To demonstrate the advantages of the MBBOCO approach (called MB approach), we made a performance comparison between our approach and the process-based (PB) communication approach which avoided repeated communication among processes. However, the PB communication approach which is separate from the flow computations requires additional wall clock time.

Since the present MBBOCO takes place in pseudo-cycles, we performed 100 steps of steady calculations to analyze the performance. The real elapsed time (“wall clock time”) of a step was obtained by averaging the maximum duration at each step for the first 100 iterations. We selected the maximum duration among processes as the performance indicator because the slowest process determines the performance of the parallel simulation. Table 2 presents the real elapsed times for varying numbers of processes. Let comm_counts_MB denote the total number of sending operations in overlapping regions among all processes using MBBOCO and comm_counts_PB denote the same quantity using PB. These two values were collected by using a lightweight profiling library, called mpiP,²⁸ for MPI programs. Figure 13 plots the ratio of comm_counts_MB to comm_counts_PB versus the number of processes.

Table 2.

Comparisons of real elapsed time (in seconds) for each implementation.

Number of processes	64	128	256	512	1024
MBBOCO	5.26	2.76	1.48	0.88	0.61
PB	5.40	2.86	1.57	0.96	0.72

MBBOCO: mesh block-based overset communication optimization; PB: process based.

Figure 13.

Communication counts comparison between MB and PB modes. MPI: message passing interface.

Figure 13 shows that comm_counts_MB increases 251%, 210%, 124%, 70%, and 56%, respectively, in comparison with comm_counts_PB as the number of processes increases from 64 to 1024. Although MB requires more data transmissions, Table 2 shows that the overall elapsed time obtained with MB mode has an advantage over PB mode. This is because the MPI operations and calculations were performed concurrently in MB mode and the communication overhead was hidden effectively by computations. Figure 13 also shows that the PB mode requires fewer MPI operations, but this advantage gradually decreases with increasing number of processes. Because as more processes are employed with a fixed number of mesh blocks, blocks are distributed more widely, which results in much more MPI operations in PB mode.

Because each block has to communicate with its neighbor blocks for data exchange, operations in communication usually involve almost over all processes. Unlike this kind of communication, data transmissions among overlapped regions in the overset mesh system (“Overset mesh system” section) occur in part of processes. This component of the MPI communication overhead varies from PTP due to uneven distribution of overlapped regions. The level of imbalance differs from case to case. Also, Table 2 shows that the communication overhead for overlapped regions depends, at least partially, on the number of processes, varying from 0.08 to 0.14 s. Therefore, communications within MB could be better tailored for arbitrary overset cases and numbers of processes.

Hybrid performance

We reused the wing–store case with a different block splitting method for evaluating the hybrid performance. We changed the wing–store mesh by allocating 2415 blocks of the 2641 total blocks to the wing region, with 226 in the store region. There were 8114 block-to-block interfaces in total. Unsteady MBS calculations were performed with each physical time step having 50 pseudo-cycles.

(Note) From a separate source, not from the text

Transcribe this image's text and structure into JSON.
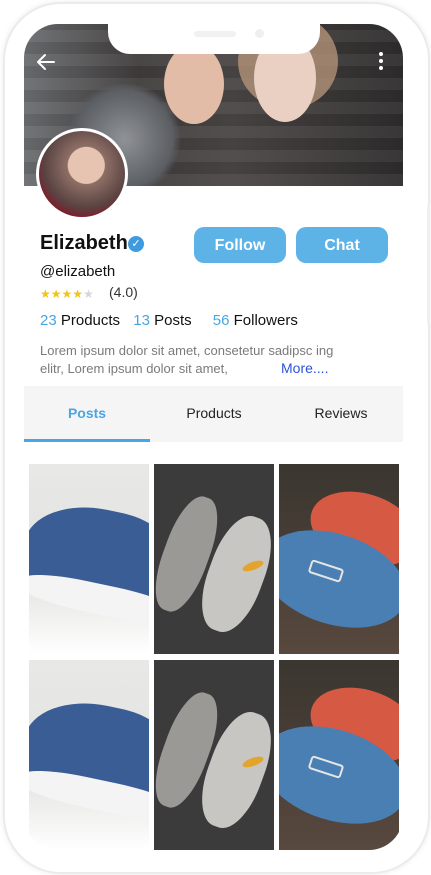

Figures 14 through 16 list the real elapsed times for a single pseudo-time step using the pure MPI and hybrid versions of the solver. The times listed in plots were computed by averaging the real elapsed times of 50 time steps on each process and selecting the maximum value from among all processes. We tested using 2, 4, and 8 OpenMP threads while considering specific numbers of processes.

Figure 14 shows that the hybrid version using 256 processes with varying numbers of OpenMP threads does not perform as well as the pure MPI version. This can be explained by the fact that computations with 256 processes already had a good load balance. Launching OpenMP threads added extra overhead. Another reason is that the overall amount of communication decreased as the number of processes decreased, but the elapsed time for communication on each process may increase due to the lack of communicational concurrency when fewer processes were launched.

Figure 14.

Hybrid performance comparison on 256 cores. MPI: message passing interface.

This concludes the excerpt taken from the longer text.